Sarri dopo Lazio-Pisa: "Quest'anno non mi sono sentito ascoltato"
lazioLe parole dell'allenatore biancoceleste dopo l'epilogo di stagione: "Non sono la squadra più forte che ho allenato dal punto di vista tecnico, ma da quello dei valori morali sì - ha commentato -. Ultima con la Lazio? Non ne ho idea, perché sono sotto contratto. Io non sono particolarmente contento perché quest’anno mi sono sentito non ascoltato. È stata la mia stagione in A più difficile"

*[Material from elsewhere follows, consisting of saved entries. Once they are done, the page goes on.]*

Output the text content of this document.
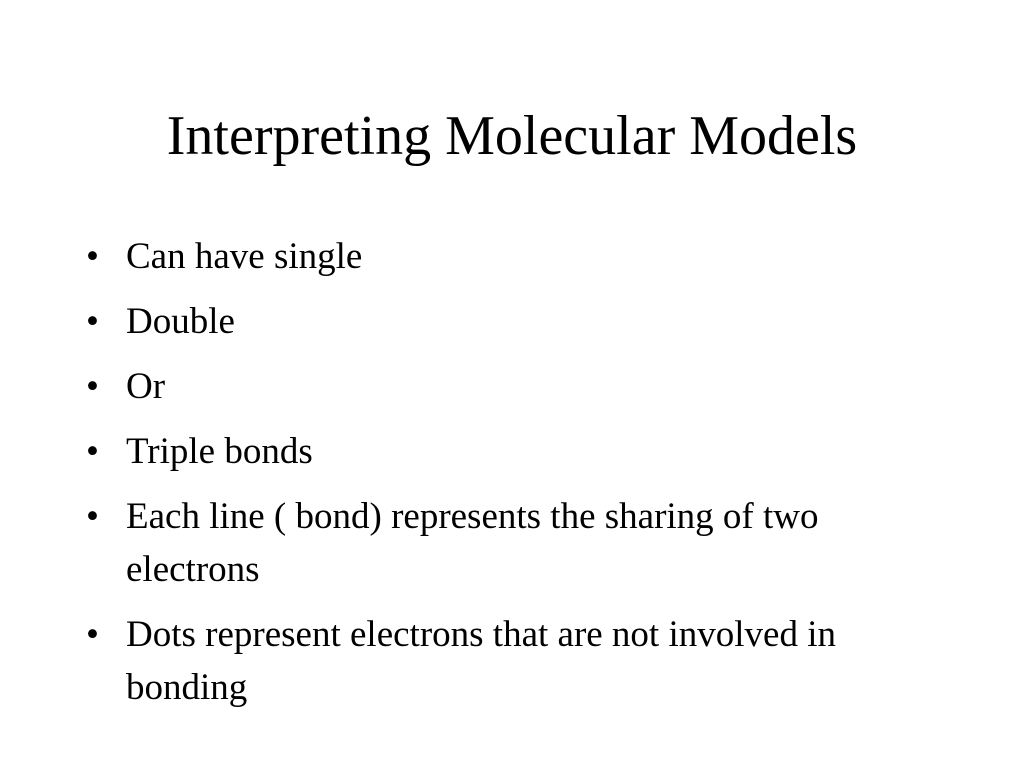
Interpreting Molecular Models
• Can have single
• Double
• Or
• Triple bonds
• Each line ( bond) represents the sharing of two electrons
• Dots represent electrons that are not involved in bonding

LAZIO-PISA 2-1: HIGHLIGHTS - PAGELLE - CLASSIFICA
2-1 al Pisa e 9° posto finale in classifica. La stagione della Lazio si chiude con tre punti all'Olimpico e chissà che non sia stata l'ultima in biancoceleste anche per Maurizio Sarri. L'allenatore, nelle dichiarazioni rilasciate nel post-partita a Sky Sport, è partito da un ringraziamento alla squadra: "In una stagione devastante hanno sbagliato qualche partita, ma mollare come atteggiamento complessivo mai – ha detto -. Non sono la squadra più forte che ho allenato dal punto di vista tecnico, ma dal punto di vista dei valori morali forse è la migliore. E per questo li ringrazio, perché la stagione poteva essere molto peggiore. Ultima con la Lazio? Non ne ho idea, perché sono sotto contratto. Quindi nelle prossime settimane valuteremo il tutto. Io non sono particolarmente contento perché quest’anno mi sono sentito non ascoltato, poi però c’è un contratto in essere, quindi vediamo. Se poi nei prossimi giorni non ce lo avrò più valuteremo tutto. In cosa non mi sono sentito ascoltato? È un discorso troppo lungo, che ritengo si debba fare in primis con la società".
"La mia stagione più difficile in A"
"Sicuramente questa è stata la più difficile stagione da quando sono in Serie A, è indubbio – ha aggiunto Sarri -. Quindi aver tirato fuori una stagione dignitosa è stato un buon risultato, abbiamo fatto 29 punti nel girone di ritorno, è buono per tutto quello che ci è successo. Un’annata di questo tipo è formativa, ti insegna tante cose, però è meglio se capitava a un allenatore di 40 anni".